The above-references indicate that production of small peptides from bacteria has been problematic for a variety of reasons. Proteolysis of some peptides has been particularly problematic, even where the peptide is made as a part of a larger fusion protein. Such fusion proteins comprising a carrier protein/peptide may not be expressed by bacterial host cells or may be expressed but cleaved by bacterial proteases. In particular, difficulties in expressing cationic antimicrobial peptides in bacteria have been described by Hancock et al. WO94/04688 (PCT/CA93/00342) referenced above, due in their view to the susceptibility of such polycationic peptides to bacterial protease degradation.

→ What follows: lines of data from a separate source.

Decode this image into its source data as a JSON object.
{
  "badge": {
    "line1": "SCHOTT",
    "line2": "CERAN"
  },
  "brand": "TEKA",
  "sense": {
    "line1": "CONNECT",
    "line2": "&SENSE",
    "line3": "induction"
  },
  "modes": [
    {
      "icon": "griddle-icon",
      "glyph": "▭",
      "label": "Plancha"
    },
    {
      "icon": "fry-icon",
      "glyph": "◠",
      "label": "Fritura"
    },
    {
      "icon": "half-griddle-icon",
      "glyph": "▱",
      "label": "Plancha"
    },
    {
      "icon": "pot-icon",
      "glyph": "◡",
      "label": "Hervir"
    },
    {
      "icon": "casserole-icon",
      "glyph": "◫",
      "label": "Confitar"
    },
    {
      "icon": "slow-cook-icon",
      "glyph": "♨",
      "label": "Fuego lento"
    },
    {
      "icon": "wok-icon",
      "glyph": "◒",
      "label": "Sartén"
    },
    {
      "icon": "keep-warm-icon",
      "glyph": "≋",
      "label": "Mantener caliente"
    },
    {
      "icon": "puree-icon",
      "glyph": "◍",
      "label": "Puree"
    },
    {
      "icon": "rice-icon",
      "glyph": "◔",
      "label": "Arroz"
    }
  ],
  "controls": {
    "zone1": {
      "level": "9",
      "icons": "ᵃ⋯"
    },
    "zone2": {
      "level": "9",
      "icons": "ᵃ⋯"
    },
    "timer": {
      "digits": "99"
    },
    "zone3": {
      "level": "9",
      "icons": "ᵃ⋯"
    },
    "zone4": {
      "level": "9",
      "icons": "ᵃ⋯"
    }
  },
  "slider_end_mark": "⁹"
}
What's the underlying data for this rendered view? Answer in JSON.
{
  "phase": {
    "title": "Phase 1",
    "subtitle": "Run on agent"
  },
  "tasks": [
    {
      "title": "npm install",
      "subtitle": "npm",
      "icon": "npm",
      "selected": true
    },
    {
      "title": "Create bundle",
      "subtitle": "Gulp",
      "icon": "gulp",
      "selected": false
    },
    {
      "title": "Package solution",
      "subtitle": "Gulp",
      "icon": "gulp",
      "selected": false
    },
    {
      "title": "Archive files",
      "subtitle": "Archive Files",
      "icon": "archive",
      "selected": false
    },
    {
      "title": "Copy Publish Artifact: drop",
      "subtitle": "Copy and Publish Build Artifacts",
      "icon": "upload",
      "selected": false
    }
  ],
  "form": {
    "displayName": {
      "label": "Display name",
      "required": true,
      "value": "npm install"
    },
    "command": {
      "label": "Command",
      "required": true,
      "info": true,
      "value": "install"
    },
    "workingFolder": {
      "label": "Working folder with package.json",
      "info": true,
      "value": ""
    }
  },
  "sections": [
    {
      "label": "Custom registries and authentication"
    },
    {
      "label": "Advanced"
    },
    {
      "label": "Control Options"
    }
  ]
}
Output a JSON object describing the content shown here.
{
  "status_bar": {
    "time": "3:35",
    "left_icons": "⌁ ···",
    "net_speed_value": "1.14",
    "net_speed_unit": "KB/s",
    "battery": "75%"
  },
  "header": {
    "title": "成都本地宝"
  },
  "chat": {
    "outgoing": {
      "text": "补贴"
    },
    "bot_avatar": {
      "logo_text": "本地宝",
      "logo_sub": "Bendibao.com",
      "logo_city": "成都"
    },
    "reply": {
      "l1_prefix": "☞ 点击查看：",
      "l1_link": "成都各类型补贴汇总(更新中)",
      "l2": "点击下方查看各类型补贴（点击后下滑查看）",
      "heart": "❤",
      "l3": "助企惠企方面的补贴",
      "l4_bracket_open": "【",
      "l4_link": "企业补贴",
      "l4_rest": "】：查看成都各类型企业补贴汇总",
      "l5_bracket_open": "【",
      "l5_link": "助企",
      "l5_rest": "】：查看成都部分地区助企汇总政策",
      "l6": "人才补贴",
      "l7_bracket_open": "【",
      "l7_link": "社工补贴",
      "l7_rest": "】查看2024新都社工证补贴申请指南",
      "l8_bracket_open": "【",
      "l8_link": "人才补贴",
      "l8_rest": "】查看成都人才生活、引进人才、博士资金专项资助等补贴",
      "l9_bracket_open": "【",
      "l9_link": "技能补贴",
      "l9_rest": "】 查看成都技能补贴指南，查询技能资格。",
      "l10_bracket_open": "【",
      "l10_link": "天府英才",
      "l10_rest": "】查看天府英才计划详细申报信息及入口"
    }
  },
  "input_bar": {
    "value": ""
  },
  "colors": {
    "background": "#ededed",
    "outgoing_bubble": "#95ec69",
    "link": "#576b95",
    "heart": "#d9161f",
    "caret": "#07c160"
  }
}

The production of peptide for preclinical and clinical evaluation often requires multigram quantities [Kelley, Bio/Technology 14, 28-31 (1996)]. If production of recombinant peptides can be achieved at this large scale, such production can potentially be economical. However, downstream processing steps for the production of peptides and proteins from bacteria can often contribute a significant fraction of total production cost. Initial recovery of peptide from bacterial inclusion bodies of fusion proteins, for example, generally requires multiple distinct processing steps, including the following four steps: (1) cell disruption/lysis, (2) isolation of inclusion bodies from the disrupted/lysed cells, (3) solubilization of the isolated inclusion bodies in denaturant or detergent to obtain solubilized fusion protein, and (4) fusion protein cleavage and separation of peptide and carrier protein. It is desirable that aspects of the recombinant production process be improved and/or optimized in order to make large-scale production of peptides by recombinant means more economically viable.
There continues to exist a need in the art for improved methods for recombinant production of peptides from bacterial cells, particularly for simpler methods that do not require a multiplicity of steps, including, for example, the step of isolation or purification of peptide fusion proteins or the step of isolation or purification of inclusion bodies comprising the fusion proteins in order to obtain the recombinant peptide.